Campus News

Jamison elected to NABC Collegiate Basketball Hall of Fame

Antawn Jamison, the 1998 National College Basketball Player of the Year, will be the 12th Tar Heel enshrined in the Collegiate Basketball Hall of Fame.

Antawn Jamison
(Image courtesy of Carolina Athletics)

Antawn Jamison, the unanimous National College Basketball Player of the Year as a University of North Carolina forward in 1998, and the first men’s basketball player in Atlantic Coast Conference history to earn first-team all-conference honors as a freshman, sophomore and junior, is one of six players and two coaches elected to the National Association of Basketball Coaches Collegiate Basketball Hall of Fame Class of 2021.

Jamison is joined in the class by the late Len Bias of University of Maryland; University of California, Los Angeles’ David Greenwood; Bradley University’s Hersey Hawkins; Ohio State University’s Jim Jackson; University of Kansas’ Paul Pierce; and coaches Rick Byrd and Tom Penders.

The honorees will be enshrined in November 2021 in Kansas City at the National Collegiate Basketball Hall of Fame Induction Celebration presented by Nike.

Jamison will be the 12th Tar Heel enshrined in the Collegiate Basketball Hall of Fame with coaches Ben Carnevale, Frank McGuire, Dean Smith, Larry Brown and Roy Williams, and players Billy Cunningham, Bob McAdoo, James Worthy, Phil Ford, Charlie Scott and Sam Perkins.

Jamison was just the second Tar Heel and third player in ACC history to be named ACC Player of the Year, ACC Tournament MVP, NCAA Regional MVP and National Player of the Year in the same season (1997-98).

“Antawn had that rare combination of being extremely talented and an exceptional work ethic” says Phil Ford, who mentored Jamison as an assistant coach under both Dean Smith and Bill Guthridge. “I was honored to be his coach. The bigger the game, the better he played. Coach Guthridge used to refer to him as a warrior, because he was so tough both physically and mentally.”

Born in Shreveport, Louisiana, Jamison moved to Charlotte and came to Carolina after attending Providence High School.

He scored 822 points as a junior in 1997-98, the second-highest single-season scoring total in the school’s history, and set the record with 389 rebounds that year. He scored 22.2 points and hauled down 10.5 rebounds per game, the first Tar Heel to average a double-double in 22 seasons in leading the Tar Heels to a 34-4 record and the No. 1 ranking in the final Associated Press poll.

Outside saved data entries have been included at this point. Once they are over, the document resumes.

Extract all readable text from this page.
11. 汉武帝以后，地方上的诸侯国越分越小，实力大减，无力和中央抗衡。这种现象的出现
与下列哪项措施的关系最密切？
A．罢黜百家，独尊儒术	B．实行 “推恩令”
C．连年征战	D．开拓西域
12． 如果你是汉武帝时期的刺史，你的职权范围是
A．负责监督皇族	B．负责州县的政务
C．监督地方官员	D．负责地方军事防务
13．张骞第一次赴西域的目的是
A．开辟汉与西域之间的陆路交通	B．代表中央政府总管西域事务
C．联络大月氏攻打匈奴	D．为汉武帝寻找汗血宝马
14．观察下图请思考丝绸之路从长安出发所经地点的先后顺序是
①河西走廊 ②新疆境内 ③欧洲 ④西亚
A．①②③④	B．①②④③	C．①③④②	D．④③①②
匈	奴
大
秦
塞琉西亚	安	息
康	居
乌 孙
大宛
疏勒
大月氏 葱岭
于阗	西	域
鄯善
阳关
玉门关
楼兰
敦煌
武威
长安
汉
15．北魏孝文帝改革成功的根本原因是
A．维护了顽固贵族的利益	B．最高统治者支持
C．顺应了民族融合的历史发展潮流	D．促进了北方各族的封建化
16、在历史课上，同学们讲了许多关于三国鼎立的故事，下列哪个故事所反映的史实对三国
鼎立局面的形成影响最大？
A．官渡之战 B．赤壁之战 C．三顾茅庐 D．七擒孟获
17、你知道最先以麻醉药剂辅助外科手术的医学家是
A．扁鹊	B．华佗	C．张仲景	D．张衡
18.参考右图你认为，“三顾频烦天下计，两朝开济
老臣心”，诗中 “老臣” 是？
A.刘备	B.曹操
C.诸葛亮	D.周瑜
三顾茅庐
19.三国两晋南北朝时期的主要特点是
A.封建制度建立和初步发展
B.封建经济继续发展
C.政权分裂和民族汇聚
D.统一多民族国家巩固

That season, he was named the ACC Male Athlete of the Year (for all sports) and a consensus first-team All-America.

Jamison teamed with Vince Carter, Shammond Williams, Ed Cota and Ademola Okulaja to lead Carolina to back-to-back ACC Tournament titles and Final Fours in 1997 and 1998.

He grabbed 20 rebounds at University of Virginia as a freshman and was the first freshman to ever lead the ACC in field goal percentage, when he shot 62.4 percent from the floor. A two-time future NBA All-Star (2005 and 2008), he averaged 30.3 points and 12.0 rebounds in three home wins over Duke University and overcame a leg injury in the semifinals to have 22 points and 18 rebounds in the 1998 ACC Tournament championship game victory over the Blue Devils.

He is the co-leader in career ACC Player of the Week honors with 12.

Jamison concluded his career at Carolina with 1,974 points and 1,027 rebounds. The fourth pick in the first round of the 1998 NBA Draft, Jamison played 16 seasons in the NBA, where he averaged 18.5 points and 7.5 rebounds and totaled 20,042 points. In his third season, he scored 51 points in consecutive games against the Seattle SuperSonics and the L.A. Lakers. In 2003-04, he was named the NBA’s Sixth Man of the Year. He retired from the NBA as a player following the 2013-14 season, and currently is director of pro personnel with the Washington Wizards.

The National Collegiate Basketball Hall of Fame is located inside The College Basketball Experience, a world-class experiential entertainment facility adjacent to Kansas City’s T-Mobile Center. The Class of 2021 will be the 16th induction class in the Hall of Fame’s history.